Before living in My Paris Apartment I lived in: a two month sublet in the 11th with French people I struggled to communicate with in French, a disastrous loft sublet in the 4th in which the crazy owner unexpectedly came back to live with my roommates and I, a tiny studio in the 9th where the neighbor slipped marijuana cigarettes under my door (that apartment was pretty great, actually), an all around horrible stint in an apartment in the 15th arrondissement with a bad boyfriend, an illegal sublet managed by a sketchy dude in the 9th, and a dingy apartment on the outskirts of the 18th on the worst metro line ever- the dreaded line 13.
Then I got my apartment, in the heart of the 18th arrondissement. The dinner party apartment, the party party apartment, the sing-Céline-Dion-at-the-top-of-your-lungs apartment, the sleepover apartment, the movie night apartment. It was a home that made people feel at home and it's where I got to fall asleep every night and wake up every morning.
It's hard to give up something you've worked hard for. Even if you know it's time to move on. I knew moving was the right step forward- my relationship with Ben was a source of happiness and revelations. Through him I was learning what a healthy relationship felt like. Instead of feeling left out when I saw my friends being supported by their partners- something I didn't get in my marriage- now I was being supported and consoled and doted on and loved. I had found the person that I wish everyone would find- someone capable of love, understanding, and passion. Someone who was excited to make plans with me, someone who I was excited to make plans with.
I packed up my boxes and got ready to move. My move felt different from Ben's. Ben was ready to leave Nantes behind. I was ready, too- but not with the same leave-it-all-behind mentality. I think our two moves could be summed up by our moving boxes. Ben packed up his worldly possessions in boxes that read “démanager seul” (move alone) while my moving boxes promised “des bras de plus” (an extra set of arms). Ben was leaving behind 17 years and his best friend in Nantes, but also a few burnt bridges and a slightly bad taste in his mouth. I was leaving behind my dream city and a large network of friends. I would miss all those extra sets of arms.
We moved into our house just in time for walnut season. We could leave baskets underneath the branches of the walnut tree in our backyard and come back to find them filled. I started to understand the meaning of the word “bountiful”. We had more walnuts than we knew what to do with. I included them in every recipe I could think of and we shared them with our friends. It felt like the walnuts would never end, but we were new at living in the countryside- where everything has its season and things disappear as soon as you get used to them.
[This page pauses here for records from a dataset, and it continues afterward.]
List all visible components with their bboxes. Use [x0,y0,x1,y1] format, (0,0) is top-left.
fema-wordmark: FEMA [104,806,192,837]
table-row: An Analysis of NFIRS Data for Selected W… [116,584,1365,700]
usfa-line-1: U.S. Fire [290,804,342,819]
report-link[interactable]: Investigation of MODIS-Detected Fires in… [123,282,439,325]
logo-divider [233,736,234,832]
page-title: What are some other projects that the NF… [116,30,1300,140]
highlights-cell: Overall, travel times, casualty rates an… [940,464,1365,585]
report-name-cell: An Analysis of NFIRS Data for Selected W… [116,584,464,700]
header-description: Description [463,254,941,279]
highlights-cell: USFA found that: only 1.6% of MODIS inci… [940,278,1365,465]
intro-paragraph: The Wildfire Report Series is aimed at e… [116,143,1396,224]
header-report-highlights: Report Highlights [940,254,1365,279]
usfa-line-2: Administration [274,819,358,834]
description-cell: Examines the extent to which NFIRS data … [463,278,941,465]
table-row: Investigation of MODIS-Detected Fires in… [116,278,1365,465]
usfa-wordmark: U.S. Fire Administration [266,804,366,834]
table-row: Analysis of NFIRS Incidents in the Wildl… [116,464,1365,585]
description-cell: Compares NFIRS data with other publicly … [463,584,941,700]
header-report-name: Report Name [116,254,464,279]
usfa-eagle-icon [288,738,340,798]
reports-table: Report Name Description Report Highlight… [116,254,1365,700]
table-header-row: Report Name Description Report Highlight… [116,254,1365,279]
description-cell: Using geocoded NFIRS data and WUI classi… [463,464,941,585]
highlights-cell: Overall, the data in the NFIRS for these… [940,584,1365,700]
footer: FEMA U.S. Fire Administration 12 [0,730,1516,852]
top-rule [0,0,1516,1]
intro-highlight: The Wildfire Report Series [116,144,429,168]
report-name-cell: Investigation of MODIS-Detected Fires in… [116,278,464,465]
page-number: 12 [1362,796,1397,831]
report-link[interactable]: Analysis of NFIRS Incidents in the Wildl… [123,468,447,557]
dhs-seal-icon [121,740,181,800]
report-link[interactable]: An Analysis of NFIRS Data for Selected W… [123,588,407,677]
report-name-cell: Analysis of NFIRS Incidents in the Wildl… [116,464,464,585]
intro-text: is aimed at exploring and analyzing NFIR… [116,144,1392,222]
Learning to say good-bye isn't a lesson learned exclusively in the countryside, but the more I live here, the more I realize that nature is great at helping us understand how to transition.
I still think about My Paris Apartment sometimes. It's been six months since I let it go and it's slowly started to slip my mind, but I do sometimes have dreams similar to Traister's- in them I don't accidentally give up my apartment, in my dreams I discover that I still have my apartment, for just one more day.